Date: Mon, 26 Nov 2018 17:06:52 +0000
User-agent: Mutt/1.10.1 (2018-07-13)

Hello again, Gemini.

On Mon, Nov 26, 2018 at 08:14:28 -0800, Gemini Lasswell wrote:
> Alan Mackenzie <address@hidden> writes:

> Hi Alan,

> > syntax-tasks-{backward,forward}-word presumably time backward-word and
> > forward-word.  bytecomp-tasks-compile-doc I'm not sure about, is that
> > the extraction of doc strings from .elc files?

> You are correct about syntax-tasks-*.  bytecomp-tasks-compile-doc
> measures the time it takes to compile the function 'doctor-doc' from
> doctor.el (since I want benchmark tasks to run in old versions of Emacs,
> I went looking in lisp/play for something that hadn't changed in a long
> time.)

Ah, "doc" as in "doctor", not "document".  :-)

When I compile doctor.el with (time-it (byte-compile-file
".../play/doctor.el")), I see a slow down of 9.9%, which is surprisingly
little, given how much extra processing is involved when
symbols-with-positions-enabled is bound to non-nil.

Compiling a single function from that file, you see a 24% slowdown (if I
remember the figures correctly).  There's some explaining to do there to
account for the difference between what we see.

My machine is a desktop with an AMD Ryzen processor, and I run Gentoo
GNU/Linux.  Maybe the processor architecture accounts for some of the
difference.

> > After getting over my knee-jerk reaction, my thoughts are that these
> > timings are not of things which, of themselves, would directly concern a
> > user.  A fill-paragraph will take 15% more time, but would a user
> > actually notice this, given that the operation is usually instantaneous?

> > Good things to benchmark would be interactive commands which feel a bit
> > sluggish anyway.  CC Mode redisplay is a good candidate for this (see
> > below).  ;-)

> > From your timings, my gut feeling is that the 15% slowdown in
> > fill-tasks-fill-paragraph probably represents fairly closely the
> > slowdown in Emacs as a whole.  It is testing a "macro" operation rather
> > than an isolated primitive.

> Every time I use a keyboard macro to edit every line in a file, I wonder
> why it takes so long.  kmacro-tasks-edit-lines changes 10 lines of
> "1. Flintstone, Fred" to read "Fred Flintstone" using basic editing
> commands.  From the current short list of benchmarks, it would be my
> choice for representing Emacs as a whole.
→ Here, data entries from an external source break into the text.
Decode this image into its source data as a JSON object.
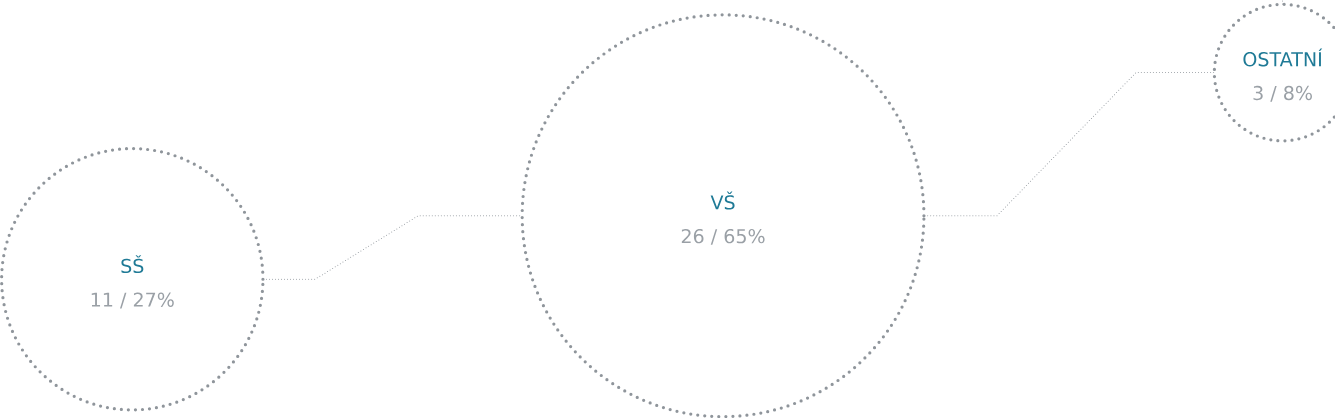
{
  "chart_data": {
    "type": "other",
    "categories": [
      "SŠ",
      "VŠ",
      "OSTATNÍ"
    ],
    "values": [
      11,
      26,
      3
    ],
    "value_labels": [
      "11 / 27%",
      "26 / 65%",
      "3 / 8%"
    ],
    "color": "#8f959b"
  }
}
That one was 18%.  I think it would be a fair summary to say that you
are seeing a 15 - 20% slowdown in "real life" measurements (which
excludes the byte compilation, which everybody agrees can take as long
as it likes).  I seem to be seeing a lesser slowdown, of around 10%,
although I haven't yet got around to running your new branch and doing a
solid test.

Quite likely, Eli is keeping a keen eye on this part of the thread to
see how things develop.  ;-)  My feeling is that the new branch is up to
being integrated into master eventually, with "only" 10 - 20% slowdown,
but then I'm not exactly impartial.

[ .... ]

-- 
Alan Mackenzie (Nuremberg, Germany).